Add nqp::codes op to MoarVM for 3.5x faster doing .codes for short strings

Added a nqp::codes which gets the number of codepoints in the string. We had nqp::chars to get the number of graphemes already, but for getting the number of codepoints in the string we called .NFC.codes which is 3.5x slower for short strings and 2x slower for longer strings.

Tests

Added in tests to make sure that concat is stable when concatenating things which change under normalization. This was done to make sure there were no issues with the concatenation improvement.

Next Month

In the next month I need to get the Collation stuff merged and work on fixing some very longstanding bugs in our Unicode Database implementation. I may not be fully changing out our Unicode Database implementation as I had planned, but I will still at least fix the majority of the issues.
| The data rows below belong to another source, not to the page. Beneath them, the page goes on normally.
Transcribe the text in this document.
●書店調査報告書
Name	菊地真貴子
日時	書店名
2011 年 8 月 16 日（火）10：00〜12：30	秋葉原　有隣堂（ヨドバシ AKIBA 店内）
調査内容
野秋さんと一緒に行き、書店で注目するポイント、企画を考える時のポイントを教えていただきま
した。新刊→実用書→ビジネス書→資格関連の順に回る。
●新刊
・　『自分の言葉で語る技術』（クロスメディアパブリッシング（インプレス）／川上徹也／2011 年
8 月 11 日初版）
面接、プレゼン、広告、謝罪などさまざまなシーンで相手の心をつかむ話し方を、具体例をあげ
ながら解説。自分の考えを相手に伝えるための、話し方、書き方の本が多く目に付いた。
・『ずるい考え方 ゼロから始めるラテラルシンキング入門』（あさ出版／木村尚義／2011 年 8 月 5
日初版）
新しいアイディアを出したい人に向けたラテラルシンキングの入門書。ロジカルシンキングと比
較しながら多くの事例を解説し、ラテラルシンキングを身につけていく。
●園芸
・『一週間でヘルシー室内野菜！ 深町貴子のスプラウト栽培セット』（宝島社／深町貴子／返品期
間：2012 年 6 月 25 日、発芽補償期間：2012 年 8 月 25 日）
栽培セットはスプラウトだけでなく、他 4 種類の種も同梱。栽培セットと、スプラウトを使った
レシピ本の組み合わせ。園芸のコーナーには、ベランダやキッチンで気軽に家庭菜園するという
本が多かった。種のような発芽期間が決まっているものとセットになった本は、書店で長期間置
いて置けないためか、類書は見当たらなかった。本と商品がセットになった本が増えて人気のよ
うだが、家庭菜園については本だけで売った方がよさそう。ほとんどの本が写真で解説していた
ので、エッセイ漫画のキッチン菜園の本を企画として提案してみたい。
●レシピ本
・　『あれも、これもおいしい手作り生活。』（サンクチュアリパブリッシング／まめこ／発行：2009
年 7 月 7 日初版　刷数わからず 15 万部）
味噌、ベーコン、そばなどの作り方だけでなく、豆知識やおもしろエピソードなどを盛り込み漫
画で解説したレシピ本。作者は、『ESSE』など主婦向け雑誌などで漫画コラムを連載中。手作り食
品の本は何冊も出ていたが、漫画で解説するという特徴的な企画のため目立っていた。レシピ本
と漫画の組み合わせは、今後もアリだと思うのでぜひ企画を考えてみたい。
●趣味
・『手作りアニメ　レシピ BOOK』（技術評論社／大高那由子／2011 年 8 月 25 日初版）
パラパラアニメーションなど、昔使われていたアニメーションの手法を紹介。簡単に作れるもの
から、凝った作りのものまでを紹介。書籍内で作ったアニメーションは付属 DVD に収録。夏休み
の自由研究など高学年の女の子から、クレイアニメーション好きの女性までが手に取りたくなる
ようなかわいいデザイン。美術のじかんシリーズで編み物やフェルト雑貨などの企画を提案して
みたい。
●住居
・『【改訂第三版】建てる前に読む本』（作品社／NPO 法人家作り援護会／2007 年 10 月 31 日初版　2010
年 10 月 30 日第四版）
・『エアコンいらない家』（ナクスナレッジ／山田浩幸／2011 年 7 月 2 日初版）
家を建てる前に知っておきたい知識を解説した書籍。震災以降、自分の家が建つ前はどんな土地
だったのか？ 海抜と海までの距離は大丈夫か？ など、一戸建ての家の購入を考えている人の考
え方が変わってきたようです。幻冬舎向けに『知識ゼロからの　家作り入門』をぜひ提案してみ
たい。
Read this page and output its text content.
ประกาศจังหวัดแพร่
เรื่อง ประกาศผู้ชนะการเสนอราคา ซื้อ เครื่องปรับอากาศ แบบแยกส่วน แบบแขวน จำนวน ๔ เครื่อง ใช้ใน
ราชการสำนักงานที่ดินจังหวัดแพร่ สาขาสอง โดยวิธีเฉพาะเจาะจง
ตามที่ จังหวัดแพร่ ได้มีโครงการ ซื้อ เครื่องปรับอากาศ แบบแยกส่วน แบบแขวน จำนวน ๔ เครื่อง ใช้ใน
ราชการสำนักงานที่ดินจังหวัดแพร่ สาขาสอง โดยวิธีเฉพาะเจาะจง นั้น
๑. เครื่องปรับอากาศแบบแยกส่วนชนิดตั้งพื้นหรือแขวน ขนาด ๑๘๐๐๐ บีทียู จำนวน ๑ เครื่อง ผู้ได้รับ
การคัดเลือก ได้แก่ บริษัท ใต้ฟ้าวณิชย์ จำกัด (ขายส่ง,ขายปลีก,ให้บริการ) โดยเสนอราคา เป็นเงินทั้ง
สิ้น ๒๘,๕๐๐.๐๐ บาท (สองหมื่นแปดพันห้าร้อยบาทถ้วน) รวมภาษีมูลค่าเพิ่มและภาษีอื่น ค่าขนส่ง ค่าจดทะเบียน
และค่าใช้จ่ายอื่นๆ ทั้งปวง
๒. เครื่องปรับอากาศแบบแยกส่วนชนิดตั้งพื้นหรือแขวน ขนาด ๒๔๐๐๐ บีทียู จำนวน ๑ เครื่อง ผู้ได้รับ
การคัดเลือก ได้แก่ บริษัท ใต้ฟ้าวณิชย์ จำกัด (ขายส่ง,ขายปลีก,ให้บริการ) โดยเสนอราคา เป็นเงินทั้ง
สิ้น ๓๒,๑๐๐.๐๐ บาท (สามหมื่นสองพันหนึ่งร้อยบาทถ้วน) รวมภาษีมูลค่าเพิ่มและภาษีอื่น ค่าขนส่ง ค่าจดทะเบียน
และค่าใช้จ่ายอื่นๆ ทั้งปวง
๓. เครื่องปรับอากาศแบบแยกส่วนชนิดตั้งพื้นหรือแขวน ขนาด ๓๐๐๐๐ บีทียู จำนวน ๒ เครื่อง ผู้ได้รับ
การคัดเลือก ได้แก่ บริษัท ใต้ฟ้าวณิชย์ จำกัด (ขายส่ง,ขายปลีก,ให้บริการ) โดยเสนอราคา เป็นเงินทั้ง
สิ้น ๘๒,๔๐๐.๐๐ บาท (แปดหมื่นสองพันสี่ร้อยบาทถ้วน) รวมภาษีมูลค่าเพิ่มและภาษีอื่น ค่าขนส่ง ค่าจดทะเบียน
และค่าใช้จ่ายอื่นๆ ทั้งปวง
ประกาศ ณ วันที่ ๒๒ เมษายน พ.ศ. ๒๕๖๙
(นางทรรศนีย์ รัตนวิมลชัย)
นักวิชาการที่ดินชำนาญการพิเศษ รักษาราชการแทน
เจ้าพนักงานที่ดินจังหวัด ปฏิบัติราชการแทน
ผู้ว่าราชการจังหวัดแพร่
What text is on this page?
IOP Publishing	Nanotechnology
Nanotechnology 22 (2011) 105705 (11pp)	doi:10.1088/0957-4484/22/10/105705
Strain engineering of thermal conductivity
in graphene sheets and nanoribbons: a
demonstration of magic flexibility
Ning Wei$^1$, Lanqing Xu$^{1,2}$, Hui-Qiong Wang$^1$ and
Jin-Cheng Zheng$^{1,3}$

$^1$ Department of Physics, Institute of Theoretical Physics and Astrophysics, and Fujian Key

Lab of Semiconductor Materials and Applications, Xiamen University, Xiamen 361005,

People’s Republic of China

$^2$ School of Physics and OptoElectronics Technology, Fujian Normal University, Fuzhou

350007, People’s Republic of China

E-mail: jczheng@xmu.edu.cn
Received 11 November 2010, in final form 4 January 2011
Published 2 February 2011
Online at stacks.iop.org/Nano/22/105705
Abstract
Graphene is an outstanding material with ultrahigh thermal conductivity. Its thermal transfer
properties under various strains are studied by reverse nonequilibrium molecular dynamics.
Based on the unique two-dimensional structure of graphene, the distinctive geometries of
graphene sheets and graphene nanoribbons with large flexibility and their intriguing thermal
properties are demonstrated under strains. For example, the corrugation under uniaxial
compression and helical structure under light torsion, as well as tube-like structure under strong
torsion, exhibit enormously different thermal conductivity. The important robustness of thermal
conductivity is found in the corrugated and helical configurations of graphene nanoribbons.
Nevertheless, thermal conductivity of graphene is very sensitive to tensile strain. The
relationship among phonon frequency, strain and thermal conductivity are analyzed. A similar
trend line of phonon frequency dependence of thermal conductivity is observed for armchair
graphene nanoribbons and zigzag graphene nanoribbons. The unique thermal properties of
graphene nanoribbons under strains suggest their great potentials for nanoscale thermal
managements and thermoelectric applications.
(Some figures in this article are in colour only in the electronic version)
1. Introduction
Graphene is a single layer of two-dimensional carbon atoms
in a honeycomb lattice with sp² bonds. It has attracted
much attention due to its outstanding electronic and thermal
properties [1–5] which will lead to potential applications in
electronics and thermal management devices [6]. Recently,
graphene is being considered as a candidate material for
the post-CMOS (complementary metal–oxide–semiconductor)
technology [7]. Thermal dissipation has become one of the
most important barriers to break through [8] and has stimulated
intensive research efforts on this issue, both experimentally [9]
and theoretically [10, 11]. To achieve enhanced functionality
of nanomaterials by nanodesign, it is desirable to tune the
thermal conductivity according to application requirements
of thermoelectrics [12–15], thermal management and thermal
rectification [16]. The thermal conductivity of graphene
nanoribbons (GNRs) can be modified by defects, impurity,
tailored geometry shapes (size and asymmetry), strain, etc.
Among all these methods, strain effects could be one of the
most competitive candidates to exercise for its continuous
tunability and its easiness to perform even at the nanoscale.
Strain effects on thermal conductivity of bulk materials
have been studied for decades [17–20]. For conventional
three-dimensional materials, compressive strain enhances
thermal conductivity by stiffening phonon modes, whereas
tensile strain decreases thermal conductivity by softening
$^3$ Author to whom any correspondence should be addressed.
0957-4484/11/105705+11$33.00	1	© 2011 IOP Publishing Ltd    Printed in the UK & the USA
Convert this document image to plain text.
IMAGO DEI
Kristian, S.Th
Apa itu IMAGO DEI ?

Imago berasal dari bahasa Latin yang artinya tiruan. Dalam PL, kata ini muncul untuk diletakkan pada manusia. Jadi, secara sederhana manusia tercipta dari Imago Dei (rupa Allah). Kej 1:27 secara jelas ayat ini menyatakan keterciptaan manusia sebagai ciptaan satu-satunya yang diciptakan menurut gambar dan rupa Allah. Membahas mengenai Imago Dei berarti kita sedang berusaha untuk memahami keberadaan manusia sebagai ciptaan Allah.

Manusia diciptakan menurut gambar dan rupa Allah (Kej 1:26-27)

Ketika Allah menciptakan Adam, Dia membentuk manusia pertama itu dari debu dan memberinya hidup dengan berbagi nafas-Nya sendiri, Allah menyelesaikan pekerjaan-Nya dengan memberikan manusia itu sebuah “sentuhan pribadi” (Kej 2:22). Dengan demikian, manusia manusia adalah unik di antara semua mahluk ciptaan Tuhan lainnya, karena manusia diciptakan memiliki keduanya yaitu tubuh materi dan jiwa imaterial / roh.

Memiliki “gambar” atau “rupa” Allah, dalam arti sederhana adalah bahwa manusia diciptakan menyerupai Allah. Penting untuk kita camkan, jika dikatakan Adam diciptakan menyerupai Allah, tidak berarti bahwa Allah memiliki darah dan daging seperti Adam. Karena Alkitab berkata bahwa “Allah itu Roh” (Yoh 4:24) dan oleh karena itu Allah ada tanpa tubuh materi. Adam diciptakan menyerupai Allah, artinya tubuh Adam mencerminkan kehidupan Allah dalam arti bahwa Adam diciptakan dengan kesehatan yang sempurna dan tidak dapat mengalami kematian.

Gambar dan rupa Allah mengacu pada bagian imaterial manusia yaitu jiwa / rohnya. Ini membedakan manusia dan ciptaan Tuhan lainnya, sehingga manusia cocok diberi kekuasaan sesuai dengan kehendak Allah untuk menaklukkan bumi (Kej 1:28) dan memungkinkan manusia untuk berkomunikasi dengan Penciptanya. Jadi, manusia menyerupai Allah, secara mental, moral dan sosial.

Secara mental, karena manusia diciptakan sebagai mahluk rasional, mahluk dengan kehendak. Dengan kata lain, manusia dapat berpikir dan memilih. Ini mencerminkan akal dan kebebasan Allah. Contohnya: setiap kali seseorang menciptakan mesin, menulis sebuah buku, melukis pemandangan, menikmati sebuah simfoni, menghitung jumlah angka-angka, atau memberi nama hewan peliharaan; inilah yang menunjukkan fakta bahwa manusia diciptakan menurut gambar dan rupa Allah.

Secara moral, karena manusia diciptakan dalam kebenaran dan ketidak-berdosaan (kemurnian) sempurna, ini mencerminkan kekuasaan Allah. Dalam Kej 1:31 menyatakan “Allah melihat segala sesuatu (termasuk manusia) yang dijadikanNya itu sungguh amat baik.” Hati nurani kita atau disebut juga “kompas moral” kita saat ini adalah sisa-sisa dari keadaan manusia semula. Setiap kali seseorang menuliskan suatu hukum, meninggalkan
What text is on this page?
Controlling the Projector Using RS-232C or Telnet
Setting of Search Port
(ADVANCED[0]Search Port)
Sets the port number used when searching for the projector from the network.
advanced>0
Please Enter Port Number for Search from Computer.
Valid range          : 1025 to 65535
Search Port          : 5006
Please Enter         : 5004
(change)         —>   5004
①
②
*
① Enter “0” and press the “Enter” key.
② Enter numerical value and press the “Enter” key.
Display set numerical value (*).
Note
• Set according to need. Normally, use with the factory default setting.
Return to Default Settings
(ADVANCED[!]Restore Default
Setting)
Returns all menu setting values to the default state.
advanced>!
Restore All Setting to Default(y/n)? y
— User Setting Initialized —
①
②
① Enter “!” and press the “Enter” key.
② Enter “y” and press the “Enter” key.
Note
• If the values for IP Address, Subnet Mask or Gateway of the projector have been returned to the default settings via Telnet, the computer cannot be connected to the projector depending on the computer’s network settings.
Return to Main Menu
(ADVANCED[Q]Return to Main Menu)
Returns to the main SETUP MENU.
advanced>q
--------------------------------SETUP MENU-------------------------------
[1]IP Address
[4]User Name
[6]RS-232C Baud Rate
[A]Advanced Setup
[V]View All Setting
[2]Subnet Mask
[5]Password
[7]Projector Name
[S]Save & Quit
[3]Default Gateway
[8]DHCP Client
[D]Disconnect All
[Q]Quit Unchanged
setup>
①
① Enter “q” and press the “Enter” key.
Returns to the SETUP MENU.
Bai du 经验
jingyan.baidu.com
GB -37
This includes ucd2c.pl not being deterministic and changing every time it is generated. I plan to make it generate the same code on every run. It was originally written to assumes properties and property values are unique. I need to make it so that when the script is generated, all of the properties and values are functional. Currently, when the script is regenerated, it is random which property values are functional and which are not; depending on which ends up last in the hash initializer array (since the property values where occur last overwrite the identical names which appear first).